Effectively evaluating the impact of corporate learning begins during the needs assessment. First, identify the organization’s objectives and stakeholder expectations: what matters most to them and what behaviour change do they want to see from this training initiative? Then add the secret sauce – new habits of behaviour aligned with the objectives and expectations. Lastly, web it all into a customized training program.
When it comes to program design, a one-size-fits-all approach is ruinous because there isn’t an exact strategy for every business. This is why it’s critical to first figure out the organization’s goals and learning objectives and then structure a tailored program that addresses these needs head-on. Once the needs have been decided, then the design process can begin.
Generic, long and mundane learning programs are not effective enough to excite participants as they often tune out of the education process. This type of training will be a waste of precious organizational resources including time, money and people. Perhaps even more concerning is the fact that employees are likely to disengage from their jobs if they do not receive proper training to perform to their highest potential. This can create many issues in the workplace including lack of interest, low confidence and stalled progress.
Employees engaged in learning acquire, retain and apply knowledge much more effectively. This is precisely why businesses should invest in training that includes methods of gamification and experiential learning in order to overcome the natural forgetting curve and drive results.
Walk the Talk
Because many leaders aren’t usually involved in the process, it becomes difficult for them to support learning transfer back on the job. Despite having the best of intentions to change behaviours or do something different, organizations tend to fall into patterns of behavior they’ve become accustomed to and forget about the learning that took place.
By frequently reinforcing training with follow-up, practice activities, discussion forums and refresher courses, employees will be prompted to remember and apply what they’ve learned. They will also be able to influence their own behaviour as they see the relevance, importance and application of the content. Revisiting also ensures that a good bulk of the new information is retained long after the training has taken place. When this happens, and employees adequately apply the learning to their jobs, it results in better productivity, goal attainment and improved confidence.
Creating a structure of support and reinforcement for training ensures that action and insight will follow. Creating an environment that promotes the practice of new skills helps employees maintain what they’ve learned. And creating a space that encourages ongoing use and measurement of training helps organizations build a workforce to be reckoned with.
Leaders must ‘walk the talk’ if they expect employees to develop new skills and cultivate new behaviours. They should be the role models for change.
Be Clear on What is Being Measured
Without a doubt, the biggest challenge for most organizations is what happens after the training.

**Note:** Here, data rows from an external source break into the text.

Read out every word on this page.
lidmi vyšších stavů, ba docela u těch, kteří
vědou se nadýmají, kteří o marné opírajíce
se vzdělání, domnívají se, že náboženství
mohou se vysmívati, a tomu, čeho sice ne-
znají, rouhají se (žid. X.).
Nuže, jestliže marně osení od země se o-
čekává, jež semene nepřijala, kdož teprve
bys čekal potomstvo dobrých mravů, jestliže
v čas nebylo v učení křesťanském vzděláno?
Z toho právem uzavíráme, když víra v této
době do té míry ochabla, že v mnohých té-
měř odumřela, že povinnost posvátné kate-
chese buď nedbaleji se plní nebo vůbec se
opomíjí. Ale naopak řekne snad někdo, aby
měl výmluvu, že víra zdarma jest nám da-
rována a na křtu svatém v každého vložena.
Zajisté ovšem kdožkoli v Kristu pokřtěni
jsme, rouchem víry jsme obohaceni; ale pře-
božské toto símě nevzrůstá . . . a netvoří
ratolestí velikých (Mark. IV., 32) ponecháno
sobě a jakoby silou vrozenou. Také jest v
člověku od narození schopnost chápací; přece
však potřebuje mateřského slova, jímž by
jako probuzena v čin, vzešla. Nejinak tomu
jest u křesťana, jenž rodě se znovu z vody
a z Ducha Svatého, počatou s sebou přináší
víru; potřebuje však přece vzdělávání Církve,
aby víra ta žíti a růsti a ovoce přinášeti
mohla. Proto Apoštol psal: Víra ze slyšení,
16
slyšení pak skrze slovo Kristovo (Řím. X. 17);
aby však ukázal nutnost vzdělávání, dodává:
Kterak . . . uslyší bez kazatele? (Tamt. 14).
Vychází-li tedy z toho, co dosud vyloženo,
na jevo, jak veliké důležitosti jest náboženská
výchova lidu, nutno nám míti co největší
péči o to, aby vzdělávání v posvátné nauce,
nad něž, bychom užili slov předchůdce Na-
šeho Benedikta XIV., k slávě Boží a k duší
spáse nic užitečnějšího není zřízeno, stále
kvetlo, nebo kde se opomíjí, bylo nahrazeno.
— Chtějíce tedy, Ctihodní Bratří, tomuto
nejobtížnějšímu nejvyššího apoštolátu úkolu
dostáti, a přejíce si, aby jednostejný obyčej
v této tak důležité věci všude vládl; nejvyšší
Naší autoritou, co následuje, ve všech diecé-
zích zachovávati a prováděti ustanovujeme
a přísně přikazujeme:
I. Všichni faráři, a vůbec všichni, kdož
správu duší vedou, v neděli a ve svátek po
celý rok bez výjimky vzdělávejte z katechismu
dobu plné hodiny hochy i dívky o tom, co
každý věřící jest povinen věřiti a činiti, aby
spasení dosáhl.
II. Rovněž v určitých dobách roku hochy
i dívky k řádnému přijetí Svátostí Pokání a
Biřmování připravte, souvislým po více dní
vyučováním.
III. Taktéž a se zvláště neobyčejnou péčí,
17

Businesses that have devoted time and resources to corporate learning need a proper measurement strategy in order to prove that learning results exist and show that investment has paid off. And keeping in mind that measurement should be addressed from the start will help structure a strong evaluation strategy and a training design that truly delivers the necessary outcomes.
Figure out the goals and direction of a business and identify the return on expectations – begin with the end in mind. Sit with all the stakeholders and identify who needs training – a specific department, management or entry-level positions. And what kind of training – is it for time management, better communication or process improvement? From this information, determine what behaviours need to change and what success would look like. These questions should be asked during the initial assessment, before the design phase, because they help shape the overall learning program.
Once these questions have been defined, the measurement strategy should be structured around them. This evaluation phase starts at the beginning and continues throughout the entire process – it should not just be implemented at the end.
Identifying and monitoring the progress of the goals set at the beginning will help recognize individuals who are embracing change and provide targeted coaching and support to those who are falling behind. Establishing the expected outcomes up front enables an organization to know what to look for as change unfolds. It’s also recommended that leaders have regular conversations about the new learning: they should ask questions, remain curious, supportive and engaged in employees’ developmental journeys. This will result in change occurring.